L’envol du cours du quinoa qui a triplé sur ces 6 dernières années – dans les années 1970 le quintal se vendait 40 pesos (soit environ 3.8€) contre plus de 800 pesos maintenant– a transformé les petits paysans andins en ‘’agro businessmen’’ changeant la taille des surfaces cultivées en quinoa et les techniques de culture. Les prés réservés pour l’élevage (lamas) sont devenus champs de quinoa, soit plus de 104.000 ha en 2012, le double de 2005 !

 

Avec l’extension des surfaces est venue la mécanisation, avec ses tracteurs et sa charrue à disques. Finies les petites parcelles cultivées à la main ainsi que la mise en jachère qui est un frein à la production rapide et aux rentrées d’argent ! Réduit à la portion congrue, l’engrais naturel qu’était le fumier ! La monoculture du quinoa s’est faite aux dépens de l’élevage du lama et de la culture d’autres plantes vivrières.

 

Les rendements faibles à l’hectare ne sont pas -encore-  imputables à l’épuisement du sol : les mauvaises conditions climatiques et un mauvais semis en sont sans doute la cause. Mais l’Etat Bolivien cherche à limiter l’emploi de produits chimiques et l’usage des tracteurs.
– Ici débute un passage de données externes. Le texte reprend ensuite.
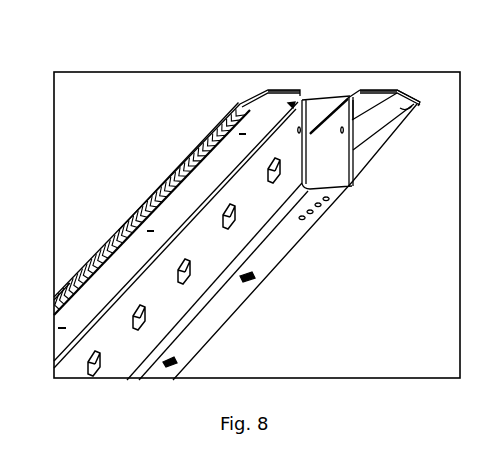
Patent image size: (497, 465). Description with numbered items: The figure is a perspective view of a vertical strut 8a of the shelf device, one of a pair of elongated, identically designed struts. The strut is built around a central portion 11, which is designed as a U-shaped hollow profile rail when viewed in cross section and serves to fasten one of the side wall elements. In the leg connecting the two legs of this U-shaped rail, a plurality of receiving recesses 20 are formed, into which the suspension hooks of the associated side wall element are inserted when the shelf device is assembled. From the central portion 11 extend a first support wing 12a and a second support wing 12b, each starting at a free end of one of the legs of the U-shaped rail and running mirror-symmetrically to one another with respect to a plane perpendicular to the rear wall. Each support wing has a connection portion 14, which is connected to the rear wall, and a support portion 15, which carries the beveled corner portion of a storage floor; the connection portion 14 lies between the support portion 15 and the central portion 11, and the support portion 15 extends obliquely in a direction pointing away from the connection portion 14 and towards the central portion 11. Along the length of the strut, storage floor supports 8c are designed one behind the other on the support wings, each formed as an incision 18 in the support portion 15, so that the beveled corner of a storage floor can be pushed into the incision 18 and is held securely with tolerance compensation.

The vertical strut 8a is at (151, 124).
The storage floor support 8c is at (107, 231).
The central portion 11 is at (285, 242).
The first support wing 12a is at (256, 84).
The second support wing 12b is at (405, 84).
The connection portion 14 is at (278, 102).
The support portion 15 is at (218, 136).
The incision 18 is at (147, 213).
The receiving recess 20 is at (252, 278).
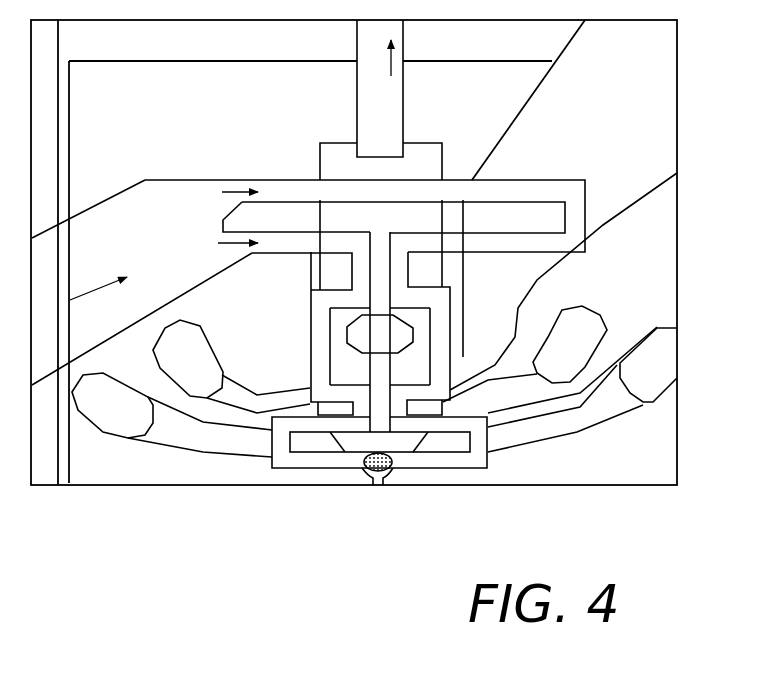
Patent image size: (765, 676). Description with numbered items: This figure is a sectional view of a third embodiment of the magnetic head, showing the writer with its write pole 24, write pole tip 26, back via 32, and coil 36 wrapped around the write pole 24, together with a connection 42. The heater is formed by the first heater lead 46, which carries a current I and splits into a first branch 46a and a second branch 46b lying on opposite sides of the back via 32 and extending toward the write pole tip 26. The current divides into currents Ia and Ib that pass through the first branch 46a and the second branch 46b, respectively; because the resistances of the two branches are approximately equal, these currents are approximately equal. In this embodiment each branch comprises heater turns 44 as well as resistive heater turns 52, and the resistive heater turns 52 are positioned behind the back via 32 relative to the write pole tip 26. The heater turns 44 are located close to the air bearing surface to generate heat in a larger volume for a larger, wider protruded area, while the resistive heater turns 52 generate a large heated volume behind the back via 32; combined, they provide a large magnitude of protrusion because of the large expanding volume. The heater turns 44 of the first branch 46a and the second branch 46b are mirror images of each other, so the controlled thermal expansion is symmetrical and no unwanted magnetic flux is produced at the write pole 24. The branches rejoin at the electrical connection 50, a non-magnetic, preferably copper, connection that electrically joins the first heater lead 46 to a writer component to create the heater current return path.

The write pole 24 is at (320, 139).
The connection 42 is at (387, 88).
The resistive heater turns 52 is at (483, 187).
The first heater lead 46 is at (122, 213).
The first branch 46a is at (318, 323).
The second branch 46b is at (438, 323).
The coil 36 is at (648, 380).
The back via 32 is at (353, 343).
The heater turns 44 is at (308, 463).
The electrical connection 50 is at (366, 468).
The write pole tip 26 is at (379, 485).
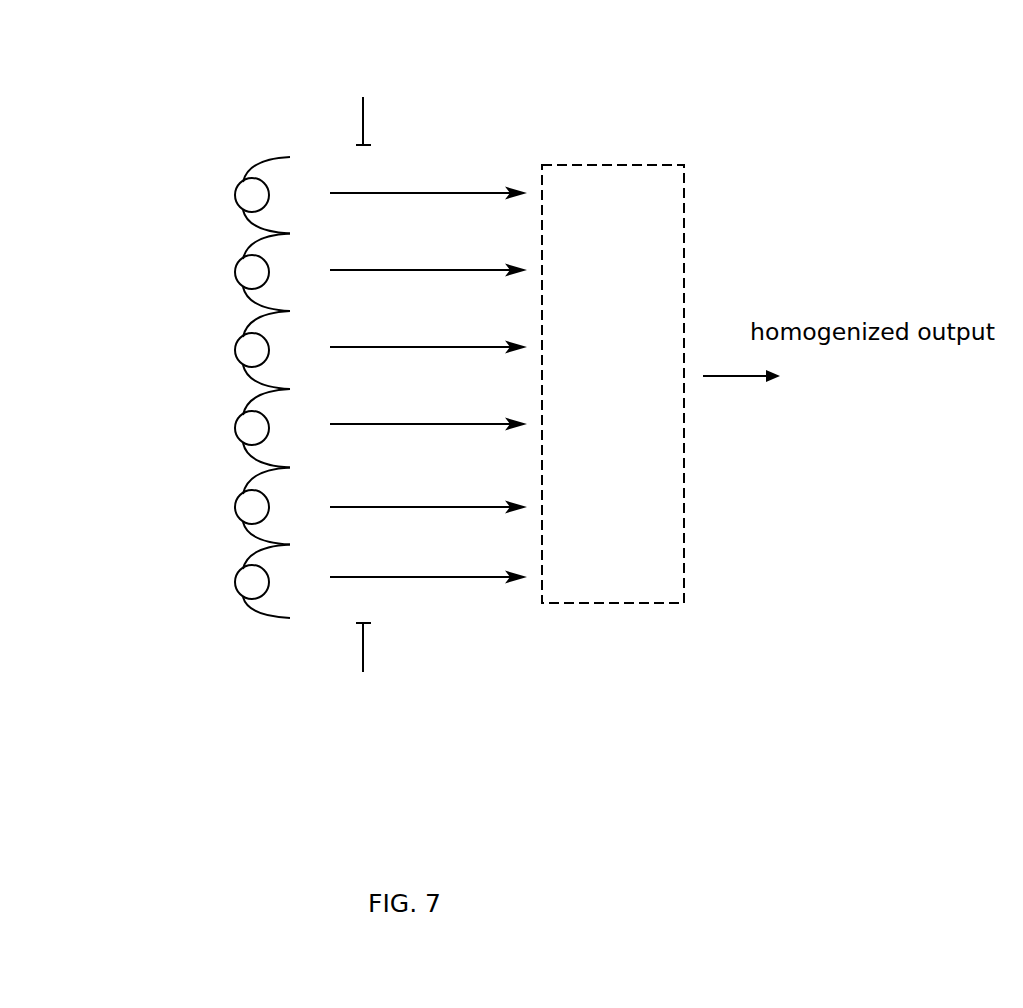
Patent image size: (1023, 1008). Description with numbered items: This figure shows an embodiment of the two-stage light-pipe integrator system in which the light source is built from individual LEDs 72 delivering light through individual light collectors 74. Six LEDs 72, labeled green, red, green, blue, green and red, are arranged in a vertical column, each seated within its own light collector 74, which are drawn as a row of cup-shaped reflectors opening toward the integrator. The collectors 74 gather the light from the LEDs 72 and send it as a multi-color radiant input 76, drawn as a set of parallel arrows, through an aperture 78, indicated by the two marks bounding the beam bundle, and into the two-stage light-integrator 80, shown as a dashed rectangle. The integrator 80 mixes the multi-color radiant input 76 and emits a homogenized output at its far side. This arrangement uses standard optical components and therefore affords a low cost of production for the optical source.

The individual LEDs 72 is at (213, 183).
The individual light collectors 74 is at (277, 652).
The multi-color radiant input 76 is at (460, 555).
The aperture 78 is at (365, 653).
The two-stage light-integrator 80 is at (617, 192).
Au bord du lac TITICACA (photo de Catherine)

Au bord du lac TITICACA (photo de Catherine)

L’ANAPQUI recommande la reprise de la mise en jachère, et selon elle, une bonne fumure (celle des lamas ?) permettra de produire jusqu’à 30 quintaux / ha au lieu des 10 quintaux/ ha actuels.

La culture du quinoa est passée des mains des femmes à celles des hommes... avec tous les risques inhérents et pour l’environnement et pour les régimes financiers des agriculteurs. Des aides financières européennes et américaines viennent faciliter l’exportation du quinoa....
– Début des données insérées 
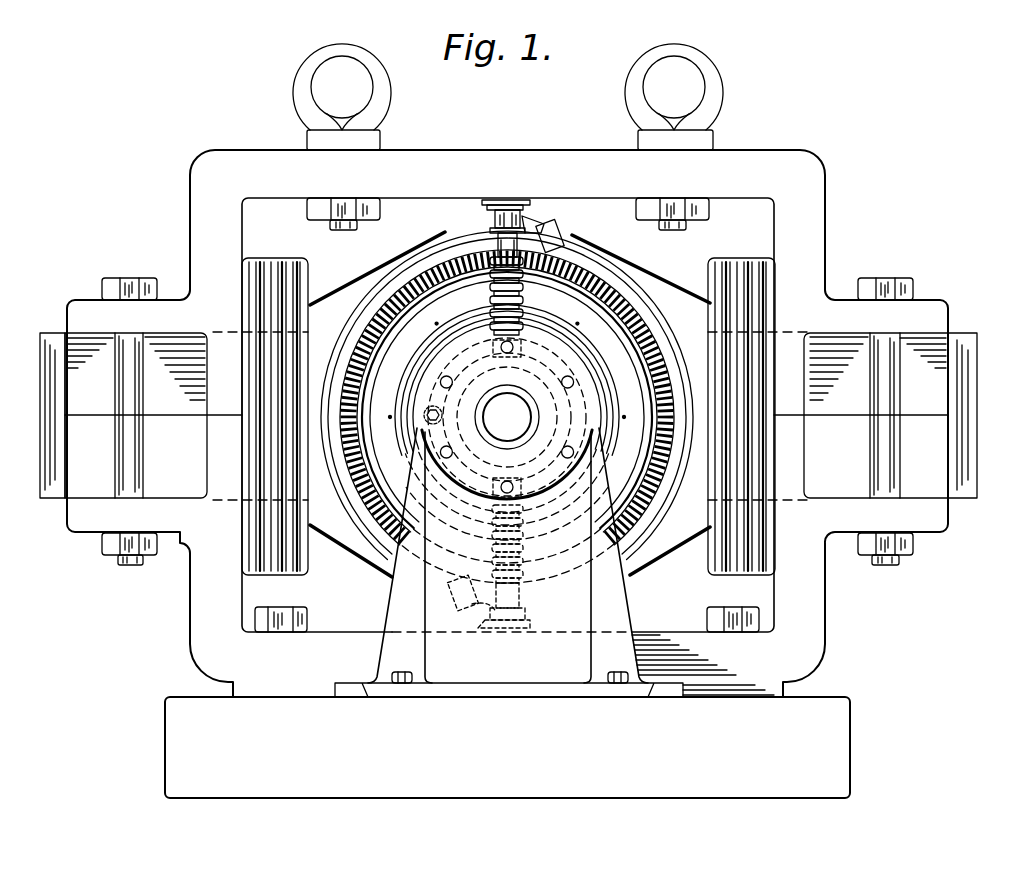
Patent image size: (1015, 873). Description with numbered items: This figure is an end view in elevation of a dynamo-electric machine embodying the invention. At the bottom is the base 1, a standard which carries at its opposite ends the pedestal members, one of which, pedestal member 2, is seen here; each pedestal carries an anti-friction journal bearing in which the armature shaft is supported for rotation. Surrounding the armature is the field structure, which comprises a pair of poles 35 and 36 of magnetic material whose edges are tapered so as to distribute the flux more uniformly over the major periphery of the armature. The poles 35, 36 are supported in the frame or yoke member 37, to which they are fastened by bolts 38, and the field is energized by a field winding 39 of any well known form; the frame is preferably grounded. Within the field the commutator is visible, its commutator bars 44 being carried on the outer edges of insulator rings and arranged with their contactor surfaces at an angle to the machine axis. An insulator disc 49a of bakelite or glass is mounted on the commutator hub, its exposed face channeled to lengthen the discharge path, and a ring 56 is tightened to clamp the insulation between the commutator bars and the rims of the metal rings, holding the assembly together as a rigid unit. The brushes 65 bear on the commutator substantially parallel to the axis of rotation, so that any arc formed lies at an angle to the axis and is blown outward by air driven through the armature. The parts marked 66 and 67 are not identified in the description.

The base 1 is at (843, 748).
The pedestal member 2 is at (403, 605).
The pole 35 is at (337, 310).
The pole 36 is at (657, 295).
The frame or yoke member 37 is at (812, 215).
The bolts 38 is at (890, 278).
The field winding 39 is at (253, 558).
The commutator bars 44 is at (612, 527).
The insulator disc 49a is at (583, 347).
The ring 56 is at (460, 312).
The brushes 65 is at (553, 238).
The lower adjusting screw 66 is at (435, 597).
The upper adjusting screw 67 is at (492, 280).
Homme recoltant le Quinoa (photo de Colette et Alain)

Homme recoltant le Quinoa (photo de Colette et Alain)

Etre paysans dans ces conditions peut rapporter gros !
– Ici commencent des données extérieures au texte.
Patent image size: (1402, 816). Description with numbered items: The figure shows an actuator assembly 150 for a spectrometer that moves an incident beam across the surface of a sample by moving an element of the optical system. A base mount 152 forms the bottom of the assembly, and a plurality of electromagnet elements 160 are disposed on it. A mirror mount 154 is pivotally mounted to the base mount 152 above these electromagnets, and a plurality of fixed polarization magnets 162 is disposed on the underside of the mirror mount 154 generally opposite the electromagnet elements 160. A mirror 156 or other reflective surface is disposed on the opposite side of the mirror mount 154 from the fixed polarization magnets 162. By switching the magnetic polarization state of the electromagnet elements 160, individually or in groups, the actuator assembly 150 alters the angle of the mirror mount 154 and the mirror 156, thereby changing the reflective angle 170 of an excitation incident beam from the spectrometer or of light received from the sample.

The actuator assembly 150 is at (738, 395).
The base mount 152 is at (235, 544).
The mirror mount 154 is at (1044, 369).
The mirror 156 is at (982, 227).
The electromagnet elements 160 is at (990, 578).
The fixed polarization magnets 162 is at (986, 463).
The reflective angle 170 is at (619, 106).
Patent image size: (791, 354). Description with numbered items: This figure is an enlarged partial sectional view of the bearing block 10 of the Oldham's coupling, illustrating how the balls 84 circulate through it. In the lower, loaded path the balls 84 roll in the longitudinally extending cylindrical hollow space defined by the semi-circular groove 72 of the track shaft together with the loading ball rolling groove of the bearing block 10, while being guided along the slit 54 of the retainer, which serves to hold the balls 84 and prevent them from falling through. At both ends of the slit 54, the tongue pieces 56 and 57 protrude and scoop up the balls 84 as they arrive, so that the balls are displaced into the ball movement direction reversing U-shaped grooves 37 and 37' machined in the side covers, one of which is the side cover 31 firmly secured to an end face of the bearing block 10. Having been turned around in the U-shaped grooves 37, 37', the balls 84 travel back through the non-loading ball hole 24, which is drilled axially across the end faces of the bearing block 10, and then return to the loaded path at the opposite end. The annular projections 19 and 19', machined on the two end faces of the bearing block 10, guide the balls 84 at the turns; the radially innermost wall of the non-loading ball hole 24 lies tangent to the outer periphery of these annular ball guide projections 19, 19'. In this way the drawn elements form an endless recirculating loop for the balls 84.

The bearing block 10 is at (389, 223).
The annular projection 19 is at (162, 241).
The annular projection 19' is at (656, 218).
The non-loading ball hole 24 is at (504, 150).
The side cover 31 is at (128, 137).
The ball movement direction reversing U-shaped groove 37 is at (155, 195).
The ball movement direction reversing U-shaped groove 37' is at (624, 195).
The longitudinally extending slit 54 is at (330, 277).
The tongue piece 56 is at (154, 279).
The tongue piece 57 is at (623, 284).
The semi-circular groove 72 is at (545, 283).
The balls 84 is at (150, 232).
Leurs revenus ont fortement augmenté dans ces pays réputés parmi les plus pauvres de l’hémisphère sud. D’aucuns ont pu faire construire une maison en ville, afin que les enfants puissent aller étudier et s’instruire. L’exode rural a été freiné, voire inversé çà et là ; les pauvres, ayant fui en ville dans l’espoir d’un mieux-être et se retrouvant dans les bidonvilles, ont tenté  -pour certains-  un retour au pays, créant par la même des tensions sociales au sein des villages.

 

Or un paradoxe bien embarrassant se présente : si les paysans ont gagné en amélioration de niveau de vie, bien des gens pauvres ne peuvent plus acheter de quinoa, car trop cher !

Quinoa cru et cuitQuinoa cru et cuit

Quinoa cru et cuit

Paradoxalement le taux d’enfants souffrant de malnutrition chronique est monté dans les zones de culture du quinoa, même dans les coins reculés (exemple : Salinas de Garci, Mendoza, communauté sur les bords des plateaux salés au sud de la Bolivie).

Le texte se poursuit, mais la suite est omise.